Das Coronavirus breitet sich wieder weiter aus. Foto: pixabay
04.03.2020

Entschädigung für Corona-Quarantäne

Unternehmen, deren Mitarbeiter wegen Corona-Verdachts unter Quarantäne stehen, können Entschädigung für die Fortzahlung von Löhnen und Gehältern beantragen. In Westfalen ist der LWL zuständig.

Bisher seien aber nur vereinzelt Anträge eingegangen, teilt der LWL auf Anfrage von westfalenspiegel.de mit.
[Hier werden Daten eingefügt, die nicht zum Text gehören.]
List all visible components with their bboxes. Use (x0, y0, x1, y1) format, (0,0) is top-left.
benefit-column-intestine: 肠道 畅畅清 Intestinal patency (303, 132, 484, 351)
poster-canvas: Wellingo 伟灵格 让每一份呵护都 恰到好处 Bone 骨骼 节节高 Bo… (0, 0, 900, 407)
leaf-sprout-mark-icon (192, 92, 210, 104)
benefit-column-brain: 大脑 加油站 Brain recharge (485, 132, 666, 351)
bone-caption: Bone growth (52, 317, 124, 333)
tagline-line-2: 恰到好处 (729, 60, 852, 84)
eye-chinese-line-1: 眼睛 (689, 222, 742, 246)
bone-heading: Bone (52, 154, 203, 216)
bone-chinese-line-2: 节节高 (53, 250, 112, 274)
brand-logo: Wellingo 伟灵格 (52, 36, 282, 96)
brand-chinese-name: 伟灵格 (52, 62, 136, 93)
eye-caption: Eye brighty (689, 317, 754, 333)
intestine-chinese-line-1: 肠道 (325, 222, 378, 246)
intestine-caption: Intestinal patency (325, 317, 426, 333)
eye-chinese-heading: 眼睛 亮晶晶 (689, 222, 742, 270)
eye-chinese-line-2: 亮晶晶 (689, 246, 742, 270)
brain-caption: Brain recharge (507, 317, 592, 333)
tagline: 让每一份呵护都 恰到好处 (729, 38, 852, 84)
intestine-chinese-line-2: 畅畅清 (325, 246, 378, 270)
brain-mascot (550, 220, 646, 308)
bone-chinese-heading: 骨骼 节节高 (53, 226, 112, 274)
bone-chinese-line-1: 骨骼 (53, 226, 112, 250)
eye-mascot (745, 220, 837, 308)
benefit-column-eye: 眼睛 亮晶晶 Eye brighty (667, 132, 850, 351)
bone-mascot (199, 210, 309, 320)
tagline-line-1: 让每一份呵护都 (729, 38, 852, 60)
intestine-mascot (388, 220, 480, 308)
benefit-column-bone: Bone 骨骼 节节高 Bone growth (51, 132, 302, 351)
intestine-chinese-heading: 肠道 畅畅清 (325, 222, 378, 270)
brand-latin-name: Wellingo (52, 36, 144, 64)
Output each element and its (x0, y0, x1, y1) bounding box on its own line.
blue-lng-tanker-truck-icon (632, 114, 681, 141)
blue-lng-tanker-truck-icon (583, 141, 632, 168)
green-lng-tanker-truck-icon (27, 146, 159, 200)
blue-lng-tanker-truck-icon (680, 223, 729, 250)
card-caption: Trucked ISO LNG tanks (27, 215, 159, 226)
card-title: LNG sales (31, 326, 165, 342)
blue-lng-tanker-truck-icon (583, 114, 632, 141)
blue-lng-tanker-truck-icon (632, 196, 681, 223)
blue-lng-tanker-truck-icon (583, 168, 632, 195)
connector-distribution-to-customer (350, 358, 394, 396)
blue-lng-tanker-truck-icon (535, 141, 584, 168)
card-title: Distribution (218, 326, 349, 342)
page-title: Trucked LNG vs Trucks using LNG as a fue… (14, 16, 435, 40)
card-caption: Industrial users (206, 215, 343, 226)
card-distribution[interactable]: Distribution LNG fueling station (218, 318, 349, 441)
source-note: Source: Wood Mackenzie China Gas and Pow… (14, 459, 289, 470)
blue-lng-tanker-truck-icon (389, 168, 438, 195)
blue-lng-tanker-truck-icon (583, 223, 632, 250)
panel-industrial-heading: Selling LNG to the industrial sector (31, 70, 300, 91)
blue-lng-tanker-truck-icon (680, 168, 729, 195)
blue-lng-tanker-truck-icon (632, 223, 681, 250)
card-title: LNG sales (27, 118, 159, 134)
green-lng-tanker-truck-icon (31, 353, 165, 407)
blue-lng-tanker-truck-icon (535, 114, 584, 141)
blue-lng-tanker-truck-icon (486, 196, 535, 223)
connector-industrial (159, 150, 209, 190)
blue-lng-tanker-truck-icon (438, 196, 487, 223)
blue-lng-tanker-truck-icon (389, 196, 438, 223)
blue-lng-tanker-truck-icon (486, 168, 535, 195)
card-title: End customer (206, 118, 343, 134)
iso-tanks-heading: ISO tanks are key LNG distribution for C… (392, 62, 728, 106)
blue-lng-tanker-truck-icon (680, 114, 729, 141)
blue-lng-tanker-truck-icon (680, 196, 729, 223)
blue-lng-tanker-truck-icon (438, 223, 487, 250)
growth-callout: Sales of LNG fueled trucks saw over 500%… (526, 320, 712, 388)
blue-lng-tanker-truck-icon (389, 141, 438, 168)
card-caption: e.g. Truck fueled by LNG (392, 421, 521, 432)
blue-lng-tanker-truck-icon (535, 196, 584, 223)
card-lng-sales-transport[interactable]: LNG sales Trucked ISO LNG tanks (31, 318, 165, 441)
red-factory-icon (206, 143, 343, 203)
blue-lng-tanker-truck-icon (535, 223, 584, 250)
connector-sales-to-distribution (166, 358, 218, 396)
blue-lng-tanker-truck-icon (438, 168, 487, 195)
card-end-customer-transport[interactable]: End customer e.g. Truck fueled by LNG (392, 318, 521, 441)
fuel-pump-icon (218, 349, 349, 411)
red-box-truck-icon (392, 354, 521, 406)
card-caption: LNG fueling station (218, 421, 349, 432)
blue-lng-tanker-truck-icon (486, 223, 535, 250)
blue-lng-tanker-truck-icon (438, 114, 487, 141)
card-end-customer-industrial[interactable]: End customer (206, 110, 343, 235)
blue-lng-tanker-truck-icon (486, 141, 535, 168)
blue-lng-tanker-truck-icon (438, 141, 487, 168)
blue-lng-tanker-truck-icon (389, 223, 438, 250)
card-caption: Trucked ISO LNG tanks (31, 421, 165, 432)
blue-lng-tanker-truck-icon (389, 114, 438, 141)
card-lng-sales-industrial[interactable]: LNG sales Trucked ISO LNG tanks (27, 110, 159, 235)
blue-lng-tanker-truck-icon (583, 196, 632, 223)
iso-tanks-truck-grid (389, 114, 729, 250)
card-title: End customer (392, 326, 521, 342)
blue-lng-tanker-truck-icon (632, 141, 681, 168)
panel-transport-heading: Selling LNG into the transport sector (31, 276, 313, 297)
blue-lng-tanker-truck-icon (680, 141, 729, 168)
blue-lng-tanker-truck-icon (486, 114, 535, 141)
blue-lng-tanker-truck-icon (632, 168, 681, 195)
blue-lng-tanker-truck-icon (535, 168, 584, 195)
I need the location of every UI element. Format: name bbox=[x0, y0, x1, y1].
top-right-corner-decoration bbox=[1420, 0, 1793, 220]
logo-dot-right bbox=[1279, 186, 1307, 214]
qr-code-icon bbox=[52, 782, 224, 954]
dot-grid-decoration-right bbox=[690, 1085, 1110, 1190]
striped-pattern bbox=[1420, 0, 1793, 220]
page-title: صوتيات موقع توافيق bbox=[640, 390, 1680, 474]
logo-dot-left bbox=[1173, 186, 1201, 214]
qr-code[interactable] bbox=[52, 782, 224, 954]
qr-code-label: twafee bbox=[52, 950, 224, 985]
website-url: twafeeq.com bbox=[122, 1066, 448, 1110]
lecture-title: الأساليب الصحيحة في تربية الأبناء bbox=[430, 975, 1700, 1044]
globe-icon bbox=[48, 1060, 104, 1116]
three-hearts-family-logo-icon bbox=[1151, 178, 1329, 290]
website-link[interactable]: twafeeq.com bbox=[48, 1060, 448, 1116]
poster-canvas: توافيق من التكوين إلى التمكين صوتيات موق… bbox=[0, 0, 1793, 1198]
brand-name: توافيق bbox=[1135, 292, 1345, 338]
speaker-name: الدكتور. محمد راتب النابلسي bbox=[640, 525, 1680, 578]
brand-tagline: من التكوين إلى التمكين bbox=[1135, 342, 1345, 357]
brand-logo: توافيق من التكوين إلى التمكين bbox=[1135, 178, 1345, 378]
Auf Grund der Erfahrungen mit der Grippewelle  H1N1 in den Jahren 2009/10 hat der LWL seine Arbeitsabläufe für die Bearbeitung entsprechender Anträge standardisiert und in einer Arbeitseinheit zusammengefasst. „Um gegebenenfalls auftretende erhebliche Antragsspitzen auffangen zu können, werden vorsorglich zurzeit weitere Mitarbeiter eingearbeitet“, so der LWL weiter.

Verdienstausfall wird entschädigt

Hintergrund ist das sich weiter ausbreitende Coronavirus. Bei Verdacht auf eine Infektion können die zuständigen Gesundheitsämter Personen vorsorglich unter Quarantäne stellen. Arbeitnehmer sowie Selbstständige können dadurch einen Verdienstausfall erleiden. In Nordrhein-Westfalen entschädigen die Landschaftsverbände Westfalen-Lippe (LWL) und Rheinland (LVR) auf Grundlage des Infektionsschutzgesetzes, teilt der LWL mit. Die Zuständigkeit der Landschaftsverbände richte sich nach dem Sitz der Betriebsstätte.

Der LWL weist darauf hin, dass die Anordnung der Quarantäne durch die zuständige Behörde Voraussetzung für entsprechende Entschädigungszahlungen ist. Dabei muss der Arbeitgeber im Regelfall im Rahmen der Entgeltfortzahlung für maximal sechs Wochen in Vorleistung gehen, so der LWL weiter. Die ausgezahlten Beträge werden auf Antrag vom zuständigen Landschaftsverband erstattet. Ab der siebten Woche wird die Entschädigung direkt an die Betroffenen gezahlt. Die Entschädigung entspricht der Höhe des gesetzlichen Krankengeldes. Wichtig ist aber, dass die Anträge zur Erstattung innerhalb von drei Monaten nach Ende der Quarantäne beim LWL eingehen. Selbständige können direkt beim LWL einen entsprechenden Antrag stellen.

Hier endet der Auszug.